Latest update January 15th, 2025 3:45 AM
Jan 20, 2014 Sports
Providence host practice matches tomorrow & Friday
By Sean Devers
The Guyana team preparing for the 2013 Regional Super50 Cricket tournament in Trinidad & Tobago from January 30 to February 16, will participate in their first practice match under lights when they face a Rest team at the Guyana National Stadium, Providence tomorrow and Friday from 13:30hrs each day.
Despite the rain, the Guyana Cricket Board (GCB) is leaving no stone unturned as this Country aims to win their first title at this level since 2005 when Guyana, spearheaded by a classy ton from opener Sewnarine Chattergoon, defeated Barbados at Bourda.
If the Guyanese return home with coveted is trophy this year it will be their tenth overall since achieving their first in 1980 in Antigua when skipper Roy Fredericks led from the front with a magnificent century.
Guyana play Ireland, defending champions Windward Islands and Jamaica in their group matches before the top two teams from each zone moves on to the semifinals, scheduled for February 12 & 13. The final is fixed for February 15 with a reserved day on February 16 in the event of rain.
All of Guyana’s matches are day/night fixtures, but when Barbados won the first ever Regional one-day competition in the West Indies in 1973 and when West Indies beat Pakistan at Albion in 1977 in the inaugural ODI in Caribbean, cricket was only played in the day.
It was during the Kerry Packer World Series matches in Australia in 1977 that cricket was first played under lights when multibillionaire Kerry Packer wanted to show cricket on his commercial TV stations but Australian cricket officials wouldn’t sell him the broadcast rights.
Packer set up a rival competition, hiring the world’s best players at better pay rates. One-day cricket had been played at the top level before, but Packer’s World Series Cricket competition was livelier and more colorful.
He introduced day-night games – and a white ball that was easier to see at night. Instead of wearing whites, the players wore colored clothes and the West Indies wore pink in the first series.
In 2006, Zimbabwe were suspended as a Test nation and the West Indies were on the decline. In this scenario, the West Indies hosted Zimbabwe for a marathon 7-match ODI series.
The fifth ODI of this series was scheduled to be played at the Beausejour Stadium in St Lucia on 10th May 2006. It was a historic day for West Indians, as this was the first ever day/night one-day international to be played there.
Two months later the first Regional tournament under lights was played when now jailed American Allen Stanford held the Stanford t20 competition at his ground in Antigua. Guyana emerged as the inaugural winners.
Guyana also played in the first day/night First-Class contest in the West Indies in 2009 at Sir Vivian Richards Stadium in Antigua. The players wore ‘whites’ but pink balls were used. This idea was shelved the next year by the WICB.

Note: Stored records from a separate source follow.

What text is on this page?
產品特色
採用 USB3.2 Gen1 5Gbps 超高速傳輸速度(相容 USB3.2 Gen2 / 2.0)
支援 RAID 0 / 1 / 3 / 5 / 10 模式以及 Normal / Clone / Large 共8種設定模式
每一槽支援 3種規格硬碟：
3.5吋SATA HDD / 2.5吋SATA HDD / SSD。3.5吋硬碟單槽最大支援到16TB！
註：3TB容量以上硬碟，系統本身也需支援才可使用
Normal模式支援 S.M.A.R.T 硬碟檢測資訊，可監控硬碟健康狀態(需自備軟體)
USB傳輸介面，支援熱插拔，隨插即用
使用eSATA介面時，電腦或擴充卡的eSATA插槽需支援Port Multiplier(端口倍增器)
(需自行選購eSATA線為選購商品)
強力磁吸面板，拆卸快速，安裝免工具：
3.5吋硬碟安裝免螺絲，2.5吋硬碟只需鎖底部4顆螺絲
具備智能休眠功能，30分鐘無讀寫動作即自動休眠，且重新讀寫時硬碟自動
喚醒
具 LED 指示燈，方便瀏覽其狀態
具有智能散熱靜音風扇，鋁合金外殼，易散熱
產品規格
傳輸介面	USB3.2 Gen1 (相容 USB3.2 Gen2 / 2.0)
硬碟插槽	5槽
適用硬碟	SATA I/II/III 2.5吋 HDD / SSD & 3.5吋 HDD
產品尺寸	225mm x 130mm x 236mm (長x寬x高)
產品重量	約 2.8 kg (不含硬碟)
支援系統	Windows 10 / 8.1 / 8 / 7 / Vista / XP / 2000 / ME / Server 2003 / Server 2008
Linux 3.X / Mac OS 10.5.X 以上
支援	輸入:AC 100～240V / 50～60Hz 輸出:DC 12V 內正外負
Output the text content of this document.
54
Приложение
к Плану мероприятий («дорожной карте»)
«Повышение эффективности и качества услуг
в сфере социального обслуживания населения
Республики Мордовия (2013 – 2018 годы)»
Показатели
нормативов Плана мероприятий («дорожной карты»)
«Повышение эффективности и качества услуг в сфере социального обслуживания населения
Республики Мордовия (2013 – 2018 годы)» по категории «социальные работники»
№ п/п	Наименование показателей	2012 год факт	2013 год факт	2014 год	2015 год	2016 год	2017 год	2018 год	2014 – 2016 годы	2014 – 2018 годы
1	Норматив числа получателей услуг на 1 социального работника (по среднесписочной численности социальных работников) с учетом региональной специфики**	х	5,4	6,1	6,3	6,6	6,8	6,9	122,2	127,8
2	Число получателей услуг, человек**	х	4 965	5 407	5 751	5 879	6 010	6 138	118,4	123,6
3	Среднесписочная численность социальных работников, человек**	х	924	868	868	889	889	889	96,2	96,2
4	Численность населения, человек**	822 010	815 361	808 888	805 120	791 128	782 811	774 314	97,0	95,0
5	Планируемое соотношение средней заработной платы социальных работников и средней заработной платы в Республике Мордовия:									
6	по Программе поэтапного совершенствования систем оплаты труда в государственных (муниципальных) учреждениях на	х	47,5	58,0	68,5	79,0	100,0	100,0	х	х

In addition to practice games under floodlights (which will no doubt cost the GCB a lot more than for day games) the Board has also hired two fitness instructors from the Army to get the players fit.
The GCB, whose selectors have picked one of the best possible Guyana teams in a long time, have also ensured that two WICB personnel, including Trinidadian Ayana Cooper arrives here on Wednesday to facilitate two anti-doping courses for the team on Wednesday and Thursday at the Stadium.
The embarrassing ‘positive drug Test’ by Berbician Power-Lifter Gumendra Shewdas has put the future of the Sport in Guyana in Limbo and has raised concerns among all local sporting bodies.
This was after West Indies Women’s cricketer Tremayne Smartt became the first Guyanese to fail a random drug test in 2011. She was banned for five months by the ICC for violating Article 2.1 of the ICC Anti-Doping Code after she unknowingly used a prohibited drug for an injury. The fast bowling all-rounder pleaded guilty and apologized and has resumed her International career.
This course should serve as useful information for the players winging out to the Twin-Island Republic next Tuesday.